BHP claims the proposed legislation will cost the company an additional $1.3 billion extra per annum for labour. That says it all! It shows the extent to which its labour hire workforce is being ripped off and could benefit if the proposed legislation does not have loopholes and is enforced.

“If you close a loophole to stop workers being ripped off, it will result in an increase in the wages budget of any company that was using the loophole. We make no apologies for that,” Workplace Relations Minister Tony Burke said.

According to the ACTU, Qantas uses around 14 labour hire companies, many owned by the airline itself. It illegally sacked 5000 employees and replaced them with 9000 part-time workers employed through its own subsidiaries and other labour hire firms. Qantas no longer hires any new permanent ground operations workers.

Qantas now has flight attendants on less than $3 per hour through labour hire companies in Thailand.

Companies such as Serco, ISS, and Stellar have taken over many functions and operations of the public service and government agencies. There is no transparency as to the extent this has occurred and how much more it is costing the public purse as these parasites make huge profits.


In April the government released a consultation paper on Same Job Same Pay which sets out guiding principles for the legislation. These include:

  • Business able to access labour hire for genuine work surges and short-term needs
  • Labour hire workers paid at least the same as directly engaged employees doing the same work
  • Targeted anti-avoidance measures.
  • The legislation defines “same job” in terms of duties set out in or covered by an enterprise agreement or award that applies to the host employer.

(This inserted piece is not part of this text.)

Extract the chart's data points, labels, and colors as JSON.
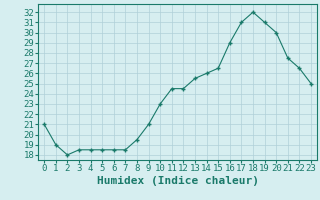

“Same pay” means the labour hire worker should get at least the same full rate of pay, which includes incentive-based payments and bonuses, loadings, monetary allowances and overtime or penalty rates.

There is no suggestion that workers with different skill sets or years of experience must be paid the same. Wage rates and responsibilities based on qualifications and years of service are usually specified in awards or agreements.

This puts the lie to the outrageous campaign being waged by employers. (See page 5)


Same Job Same Pay is a step in the right direction, but its sole focus is on labour hire. It does not address the hundreds of thousands of workers in the gig economy who have even fewer rights than labour hire workers.

ACTU President Michele O’Neill says 45 per cent of transport workers in the gig economy are paid less than the minimum wage. Like other gig workers, they are usually responsible for their own insurance, workers’ compensation, superannuation, PAYG tax and other payments. They have no leave entitlements.

It is left open whether the legislation will cover so-called “self-employed” contractors and subcontractors who must also pay for their own insurance, workers’ compensation, leave, etc.

Same Job Same Pay needs to be extended to all workers regardless of their form of employment with guaranteed job security for ongoing work. It should also go beyond pay to cover working conditions, and leave entitlements including long service leave, and workplace health and safety.

What is needed is: Same Job, Same Pay, Same Conditions.

Ultimately, the contradiction between labour and capital will only end with the organisation and struggle of labour and the elimination of the exploitative wage system.